Of course, this isn’t real, but many of these cases are based on cases that have happened in non-fictional medical history. And this applies not just to medicine, but all career fields, studies and advancements in any kinds of technology. So don’t judge me, but yes, I make real-life connections with the shows I follow religiously. Grey’s Anatomy isn’t just a TV show… It’s a lifestyle. :’)

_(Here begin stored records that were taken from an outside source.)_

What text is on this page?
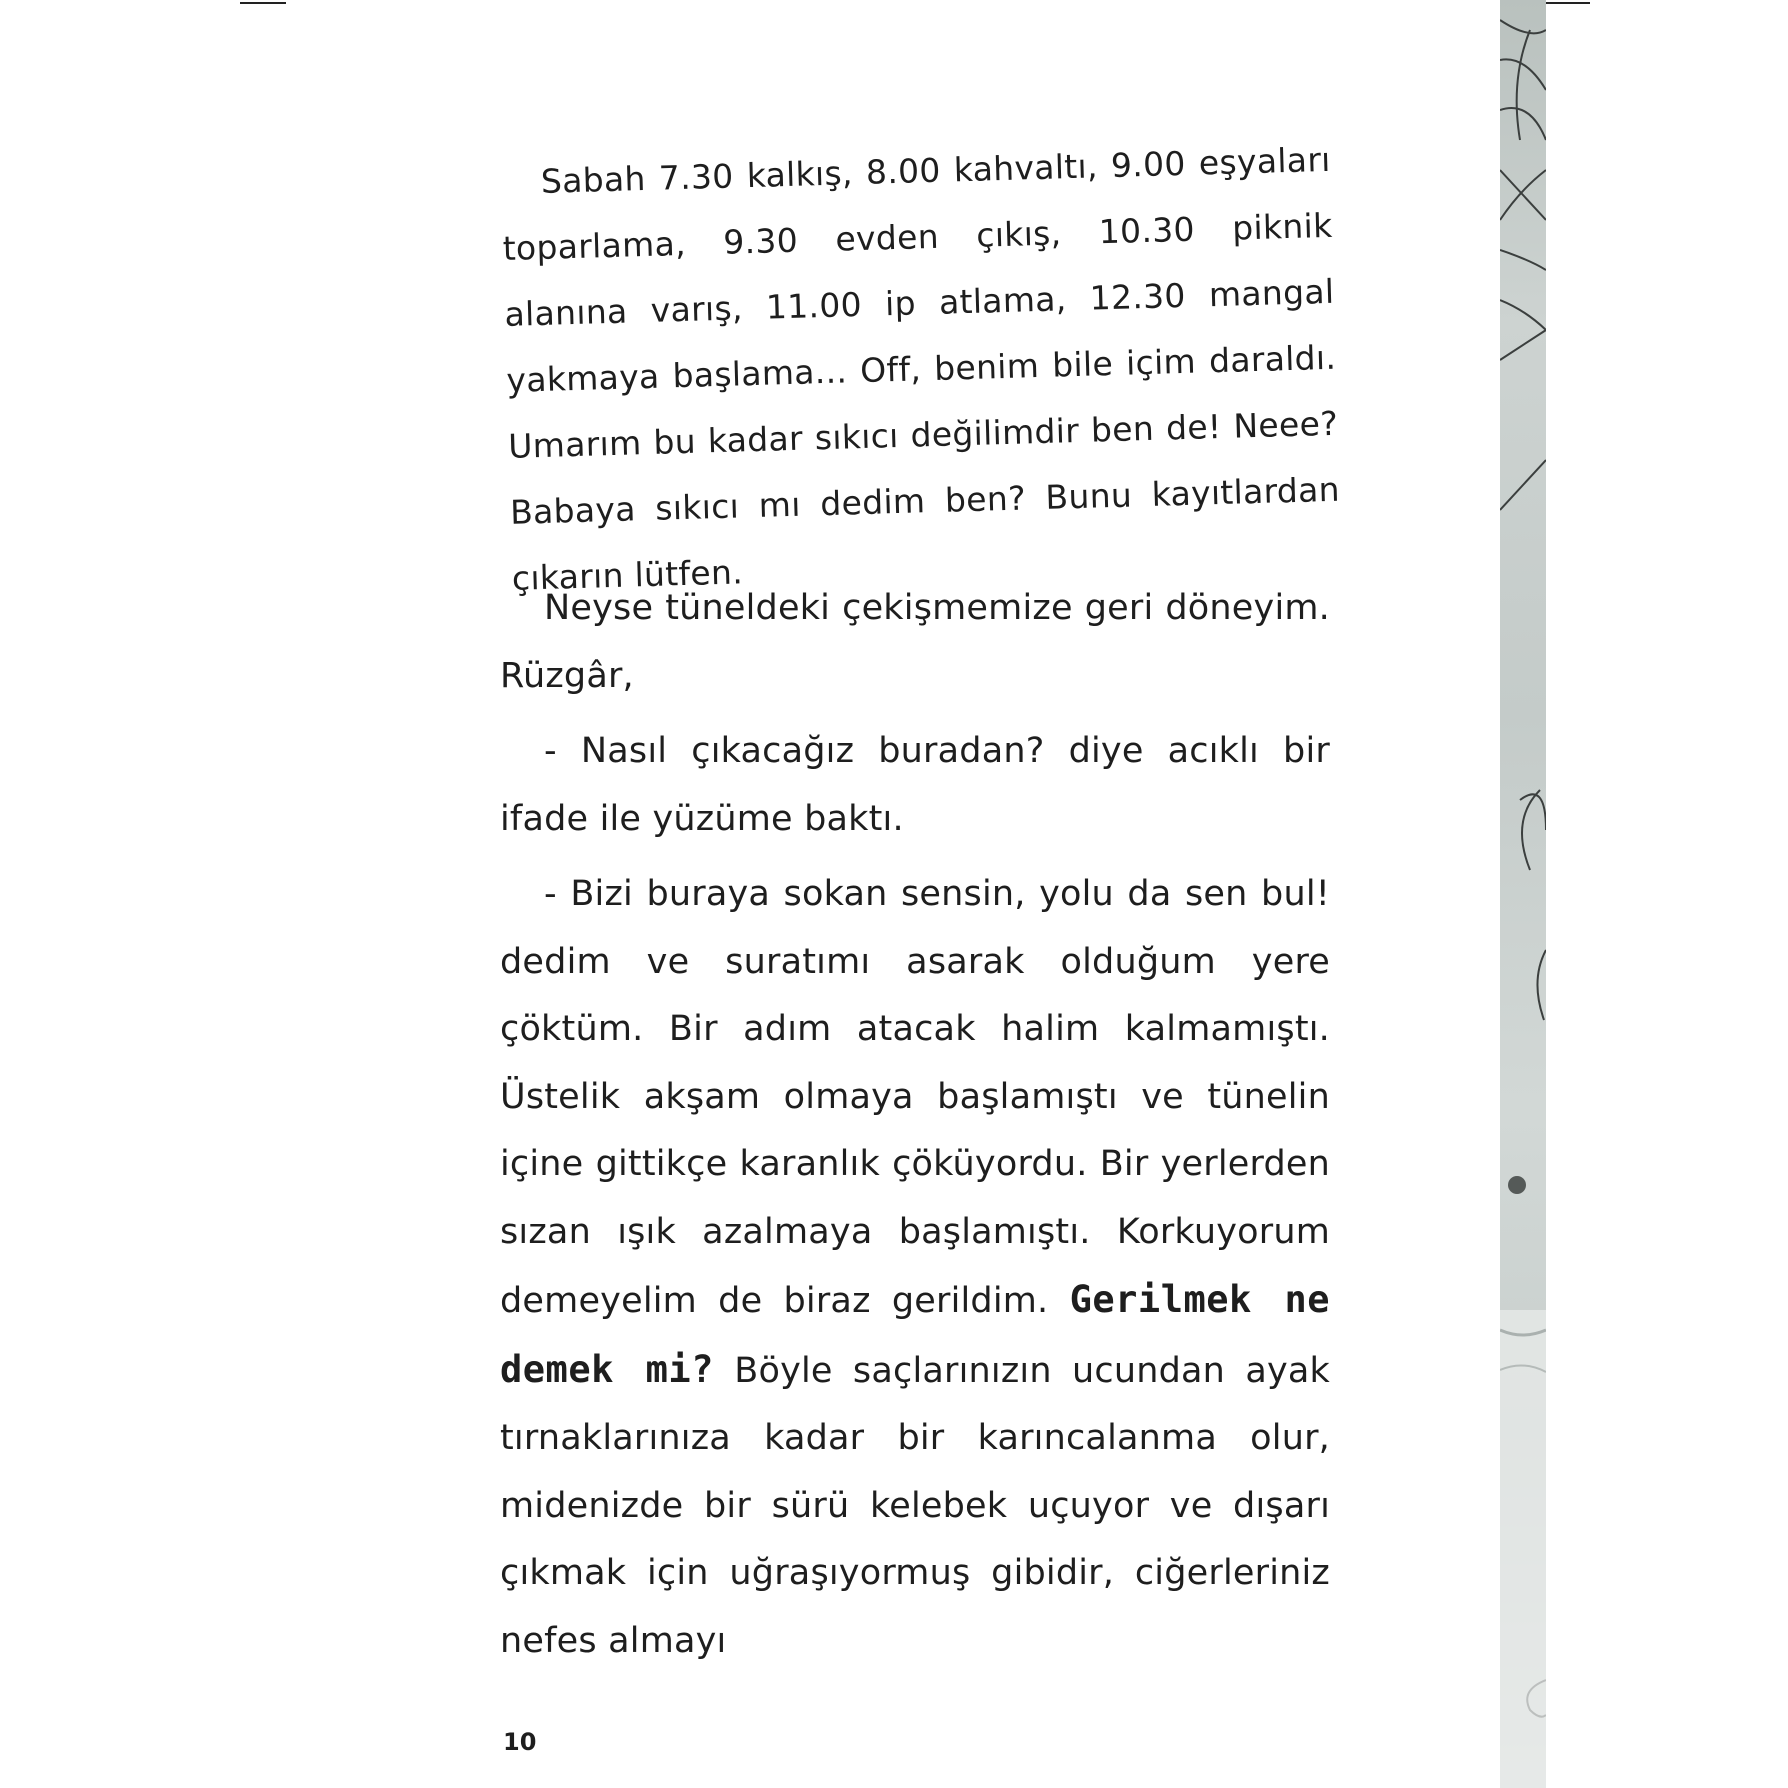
Sabah 7.30 kalkış, 8.00 kahvaltı, 9.00 eşyaları toparlama, 9.30 evden çıkış, 10.30 piknik alanına varış, 11.00 ip atlama, 12.30 mangal yakmaya başlama... Off, benim bile içim daraldı. Umarım bu kadar sıkıcı değilimdir ben de! Neee? Babaya sıkıcı mı dedim ben? Bunu kayıtlardan çıkarın lütfen.

Neyse tüneldeki çekişmemize geri döneyim. Rüzgâr,

- Nasıl çıkacağız buradan? diye acıklı bir ifade ile yüzüme baktı.

- Bizi buraya sokan sensin, yolu da sen bul! dedim ve suratımı asarak olduğum yere çöktüm. Bir adım atacak halim kalmamıştı. Üstelik akşam olmaya başlamıştı ve tünelin içine gittikçe karanlık çöküyordu. Bir yerlerden sızan ışık azalmaya başlamıştı. Korkuyorum demeyelim de biraz gerildim. Gerilmek ne demek mi? Böyle saçlarınızın ucundan ayak tırnaklarınıza kadar bir karıncalanma olur, midenizde bir sürü kelebek uçuyor ve dışarı çıkmak için uğraşıyormuş gibidir, ciğerleriniz nefes almayı

10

click for more Grey’s Anatomy memes! I know, i’m pathetic. 🙁

ugh, commitment.

I guess i’m just one of those people. I love the idea of long term anything, but boy, do i hate commitment. I can’t commit to anything, and i mean it. This one time, i joined a gym, and for about a month, i went every chance i could. I’d wake up at 5am, pack my school bag and take a bus to the gym while everyone at home was still sleeping. I’d fit in a morning yoga class then a quick session on the elliptical before hitting the showers, walking 5 minutes to the nearest shopping centre where i’d get some brekky, then i’d go to school. Then the next day, i’d go again and on the lucky occasion that i had an early finish I’d get there earlier, just to leave at the same time i usually would. I’d make sure i went at least 3-4 days a week, and most days after finishing at the gym i’d walk back to that same shopping centre and hit the library next door until 9pm, only to go home, sleep, wake up and do it all again the next day. After a month was up, I was back to my usual routine of waking up at 9 and realising I was already missing class, so i’d take my sweet time getting ready and rocked up whenever I wanted. I never, ever did my homework but my teachers loved me so I got away with it, and I still went to the library most days, but only to pretend to do homework and giggle quietly over youtube videos and gossip about how stupid boys were.

And everyday I kick myself for it! I can’t even commit to unimportants things, like not spending my entire week’s paycheque on clothes and shoes (life’s really hard, guys) or remembering to wash my clothes when electricity is cheaper (i have a huge overflowing laundry basket in my room, it’s filthy) or even painting the nails on BOTH my hands, as opposed to giving up half way, and walking around with one bare hand… I NEED HELP. I have all these plans, to re-join a gym, or go on a diet, or start a homework routine or SOMETHING, but i just can’t do it! Something always holds me back and i just can’t help it :'(

Perhaps I need to use double-loop learning to create a new system for myself? Seriously though, I’m getting fed-up with myself. I can’t even commit to the party animal inside of me, I haven’t been out in 4 weeks. Come on Regina, who even are you!?